Déjà-vu? - Coluna

Déjà-vu?

12.05.2022 09:25

*Rodrigo Führ de Oliveira

Conta de luz, congelamento de preços e o futuro que não chega.

Um alerta vermelho foi acionado no fim de abril: em meio a pautas-bomba, o Congresso pode sustar revisões em tarifas de energia aprovadas pela ANEEL. No dia 19, após amplos estudos e discussões técnicas transparentes, a agência reguladora homologou a revisão dos preços praticados por concessionárias de distribuição de energia da região Nordeste. No dia seguinte, o deputado Domingos Neto (PSD/CE) apresentou projeto de decreto legislativo pretendendo sustar essa revisão (PDL 94/2022). O argumento é de que a população já está muito afetada pela inflação e não suporta mais aumentos. Diversos deputados correram para pedir coautoria.

A proposta consegue ser pior do que um simples congelamento de preços. É uma medida ilegal que, embrulhada em tons populistas, cria uma enorme dívida para a população, em vez de protegê-la.

Tentativas de frear a inflação a canetadas – às vésperas de pleitos eleitorais – não são novidade no Brasil. O fracasso dessas tentativas também não. Vemos, de tempos em tempos, medidas que lembram o Plano Cruzado. Proibir os preços de subirem por decreto pode até dar um pequeno alívio temporário, mas a conta chega logo ali na frente com desabastecimento, inflação e descontrole. Foi assim com Sarney em 1986, uma semana após as eleições. O mesmo ocorreu em 2015, quando as medidas de Dilma para reduzir a conta de luz se tornaram insustentáveis e as tarifas sofreram aumento médio de mais de 50%. Já não há exemplos suficientes?

Sustar a revisão das tarifas é medida que consegue a proeza de ser ainda pior, porque significa violar os contratos de concessão da distribuição de energia. Até os juristas mais estatistas e avessos à ideia de contrato administrativo reconhecem que o equilíbrio econômico-financeiro é a garantia mais fundamental das concessionárias e deve ser respeitada. Como a revisão periódica das tarifas é a principal ferramenta de equilíbrio, impedir sua aplicação por razões políticas dará, com toda a certeza, causa a indenizações futuras. E assim a conta volta com juros, multa e correção monetária para o bolso do cidadão.

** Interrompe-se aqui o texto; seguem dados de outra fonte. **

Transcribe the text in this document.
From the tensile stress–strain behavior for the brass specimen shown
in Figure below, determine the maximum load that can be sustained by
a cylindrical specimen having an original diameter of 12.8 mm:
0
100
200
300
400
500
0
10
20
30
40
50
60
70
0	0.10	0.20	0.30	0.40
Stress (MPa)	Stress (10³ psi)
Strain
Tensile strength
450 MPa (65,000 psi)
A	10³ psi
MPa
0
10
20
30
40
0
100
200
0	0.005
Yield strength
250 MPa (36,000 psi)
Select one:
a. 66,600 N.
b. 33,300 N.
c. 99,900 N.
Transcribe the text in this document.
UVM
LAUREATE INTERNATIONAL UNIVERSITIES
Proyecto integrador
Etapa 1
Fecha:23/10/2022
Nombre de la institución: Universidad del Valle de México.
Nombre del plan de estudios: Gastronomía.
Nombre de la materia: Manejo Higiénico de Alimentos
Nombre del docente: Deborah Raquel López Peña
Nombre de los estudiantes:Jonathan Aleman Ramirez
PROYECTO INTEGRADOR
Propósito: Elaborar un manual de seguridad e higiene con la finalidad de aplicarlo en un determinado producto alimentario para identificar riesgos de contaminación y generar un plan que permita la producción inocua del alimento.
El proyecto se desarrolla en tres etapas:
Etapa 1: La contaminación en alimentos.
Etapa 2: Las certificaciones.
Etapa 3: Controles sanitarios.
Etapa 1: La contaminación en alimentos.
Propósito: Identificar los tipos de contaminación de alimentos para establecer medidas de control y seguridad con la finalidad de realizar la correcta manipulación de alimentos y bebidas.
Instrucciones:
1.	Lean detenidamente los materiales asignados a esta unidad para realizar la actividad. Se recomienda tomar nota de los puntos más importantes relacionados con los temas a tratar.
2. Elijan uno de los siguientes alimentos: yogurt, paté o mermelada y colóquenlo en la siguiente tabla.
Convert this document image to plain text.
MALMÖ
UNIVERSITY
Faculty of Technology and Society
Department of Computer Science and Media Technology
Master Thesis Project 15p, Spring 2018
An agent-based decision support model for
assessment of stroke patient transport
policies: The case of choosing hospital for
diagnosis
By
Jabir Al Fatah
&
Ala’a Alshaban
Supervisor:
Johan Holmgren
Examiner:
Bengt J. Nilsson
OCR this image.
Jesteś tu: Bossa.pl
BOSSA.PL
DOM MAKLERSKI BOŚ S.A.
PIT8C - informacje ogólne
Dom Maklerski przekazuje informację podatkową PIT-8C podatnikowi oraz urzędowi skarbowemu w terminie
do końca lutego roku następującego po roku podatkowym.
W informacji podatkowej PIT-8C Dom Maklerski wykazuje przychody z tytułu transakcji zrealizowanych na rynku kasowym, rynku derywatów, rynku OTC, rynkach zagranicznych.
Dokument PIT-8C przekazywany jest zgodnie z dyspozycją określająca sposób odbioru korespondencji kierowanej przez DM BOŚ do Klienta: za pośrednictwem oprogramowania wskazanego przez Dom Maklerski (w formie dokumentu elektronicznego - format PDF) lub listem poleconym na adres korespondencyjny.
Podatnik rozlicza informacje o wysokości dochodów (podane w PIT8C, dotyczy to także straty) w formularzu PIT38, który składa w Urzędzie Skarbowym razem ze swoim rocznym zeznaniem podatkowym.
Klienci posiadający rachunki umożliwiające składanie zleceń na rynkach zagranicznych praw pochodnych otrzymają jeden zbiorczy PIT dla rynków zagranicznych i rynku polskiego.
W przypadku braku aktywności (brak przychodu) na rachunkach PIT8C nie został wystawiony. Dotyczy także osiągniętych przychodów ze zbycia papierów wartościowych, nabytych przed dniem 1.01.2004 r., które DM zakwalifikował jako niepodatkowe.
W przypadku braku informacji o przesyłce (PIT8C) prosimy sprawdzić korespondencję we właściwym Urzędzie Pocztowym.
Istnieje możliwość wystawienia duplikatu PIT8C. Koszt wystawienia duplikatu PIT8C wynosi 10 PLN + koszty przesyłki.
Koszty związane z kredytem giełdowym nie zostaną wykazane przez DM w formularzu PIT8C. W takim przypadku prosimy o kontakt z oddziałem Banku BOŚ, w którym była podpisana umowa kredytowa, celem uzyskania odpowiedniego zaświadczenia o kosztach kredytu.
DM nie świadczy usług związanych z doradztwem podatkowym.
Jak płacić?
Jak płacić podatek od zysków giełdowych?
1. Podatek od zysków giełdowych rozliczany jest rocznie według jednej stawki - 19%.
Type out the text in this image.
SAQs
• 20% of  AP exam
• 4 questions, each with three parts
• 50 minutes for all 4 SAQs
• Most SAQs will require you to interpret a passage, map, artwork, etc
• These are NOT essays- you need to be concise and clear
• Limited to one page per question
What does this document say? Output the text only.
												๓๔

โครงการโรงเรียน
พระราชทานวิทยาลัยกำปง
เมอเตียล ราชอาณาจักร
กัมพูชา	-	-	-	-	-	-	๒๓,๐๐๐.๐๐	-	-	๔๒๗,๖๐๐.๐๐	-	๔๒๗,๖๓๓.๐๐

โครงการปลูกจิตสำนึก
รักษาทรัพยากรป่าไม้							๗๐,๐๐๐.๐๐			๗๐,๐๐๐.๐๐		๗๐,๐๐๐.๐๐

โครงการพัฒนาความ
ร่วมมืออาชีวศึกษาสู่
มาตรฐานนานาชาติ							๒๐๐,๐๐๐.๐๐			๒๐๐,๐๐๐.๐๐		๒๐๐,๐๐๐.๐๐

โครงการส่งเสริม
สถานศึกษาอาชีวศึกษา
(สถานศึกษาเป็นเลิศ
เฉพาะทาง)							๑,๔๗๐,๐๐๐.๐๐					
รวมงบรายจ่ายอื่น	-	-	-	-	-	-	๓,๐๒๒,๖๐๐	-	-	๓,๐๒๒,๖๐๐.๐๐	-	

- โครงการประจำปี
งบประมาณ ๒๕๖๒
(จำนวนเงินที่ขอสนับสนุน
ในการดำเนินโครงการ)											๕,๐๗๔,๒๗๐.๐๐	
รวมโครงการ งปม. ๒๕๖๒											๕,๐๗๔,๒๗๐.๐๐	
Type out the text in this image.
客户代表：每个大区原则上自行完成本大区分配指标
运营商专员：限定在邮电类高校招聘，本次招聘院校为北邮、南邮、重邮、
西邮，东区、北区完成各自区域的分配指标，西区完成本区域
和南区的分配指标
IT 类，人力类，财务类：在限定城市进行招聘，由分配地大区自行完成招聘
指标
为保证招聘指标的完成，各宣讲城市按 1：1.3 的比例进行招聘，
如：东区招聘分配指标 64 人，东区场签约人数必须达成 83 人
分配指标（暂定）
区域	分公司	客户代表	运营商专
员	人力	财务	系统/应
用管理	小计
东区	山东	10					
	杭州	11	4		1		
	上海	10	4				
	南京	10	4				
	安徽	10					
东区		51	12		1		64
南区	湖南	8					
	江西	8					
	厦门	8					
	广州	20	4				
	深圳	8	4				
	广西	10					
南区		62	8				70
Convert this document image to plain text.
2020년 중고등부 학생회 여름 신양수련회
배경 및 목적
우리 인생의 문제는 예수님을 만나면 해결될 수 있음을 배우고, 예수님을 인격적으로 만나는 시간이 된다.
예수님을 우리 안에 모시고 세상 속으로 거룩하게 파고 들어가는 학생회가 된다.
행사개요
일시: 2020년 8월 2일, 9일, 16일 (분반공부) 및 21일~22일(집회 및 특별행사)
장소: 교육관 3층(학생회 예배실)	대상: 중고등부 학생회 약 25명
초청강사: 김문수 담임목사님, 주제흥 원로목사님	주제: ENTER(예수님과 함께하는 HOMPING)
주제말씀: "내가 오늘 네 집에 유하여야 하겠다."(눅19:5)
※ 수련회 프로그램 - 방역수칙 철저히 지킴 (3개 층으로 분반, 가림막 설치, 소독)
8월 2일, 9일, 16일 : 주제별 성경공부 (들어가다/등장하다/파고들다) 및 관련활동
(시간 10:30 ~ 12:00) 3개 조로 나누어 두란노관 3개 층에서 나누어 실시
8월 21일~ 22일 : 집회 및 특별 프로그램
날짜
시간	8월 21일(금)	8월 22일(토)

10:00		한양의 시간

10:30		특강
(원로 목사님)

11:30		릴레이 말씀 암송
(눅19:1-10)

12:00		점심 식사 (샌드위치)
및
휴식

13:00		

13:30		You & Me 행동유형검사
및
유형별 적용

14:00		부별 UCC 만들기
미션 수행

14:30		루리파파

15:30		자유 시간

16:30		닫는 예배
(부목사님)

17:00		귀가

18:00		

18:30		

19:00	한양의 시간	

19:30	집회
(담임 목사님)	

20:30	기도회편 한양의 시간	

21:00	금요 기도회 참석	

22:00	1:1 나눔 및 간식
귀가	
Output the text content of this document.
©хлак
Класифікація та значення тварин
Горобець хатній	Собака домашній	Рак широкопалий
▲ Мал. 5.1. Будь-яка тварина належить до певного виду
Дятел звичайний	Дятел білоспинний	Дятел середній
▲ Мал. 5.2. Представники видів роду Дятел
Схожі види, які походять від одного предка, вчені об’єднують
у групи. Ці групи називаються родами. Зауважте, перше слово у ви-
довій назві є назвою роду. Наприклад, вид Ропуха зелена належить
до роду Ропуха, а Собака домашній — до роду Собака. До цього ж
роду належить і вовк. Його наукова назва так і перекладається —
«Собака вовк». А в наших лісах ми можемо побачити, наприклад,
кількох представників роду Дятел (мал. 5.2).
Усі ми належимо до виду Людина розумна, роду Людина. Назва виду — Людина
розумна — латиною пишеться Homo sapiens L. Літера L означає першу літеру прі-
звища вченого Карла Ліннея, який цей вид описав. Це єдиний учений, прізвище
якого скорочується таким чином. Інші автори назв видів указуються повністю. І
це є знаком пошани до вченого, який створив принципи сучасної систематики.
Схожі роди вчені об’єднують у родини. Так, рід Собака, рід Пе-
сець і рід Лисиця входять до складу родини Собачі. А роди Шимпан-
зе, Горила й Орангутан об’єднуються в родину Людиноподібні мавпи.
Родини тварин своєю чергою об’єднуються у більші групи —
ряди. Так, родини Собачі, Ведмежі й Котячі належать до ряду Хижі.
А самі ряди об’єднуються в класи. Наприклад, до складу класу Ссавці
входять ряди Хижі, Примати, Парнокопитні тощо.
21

Os deputados têm razão: a população está muito afetada pela inflação e não suporta mais aumentos. Mas suporta menos ainda medidas populistas que, em vez de resolver, só aprofundam os problemas. De estelionato eleitoral em estelionato eleitoral, o Brasil foi sendo hipotecado em graus crescentes. Essa visão de curtíssimo prazo põe a perder o futuro do país, que já arrisca nunca chegar.

É preciso uma mudança de rumos que traga seriedade, segurança e confiabilidade às instituições, sem invencionismos econômicos nem discursos vazios. Ainda temos seis meses até outubro. Ainda há esperança de sairmos desse déjà-vu.

*Rodrigo Führ de Oliveira é advogado e associado ao IEE.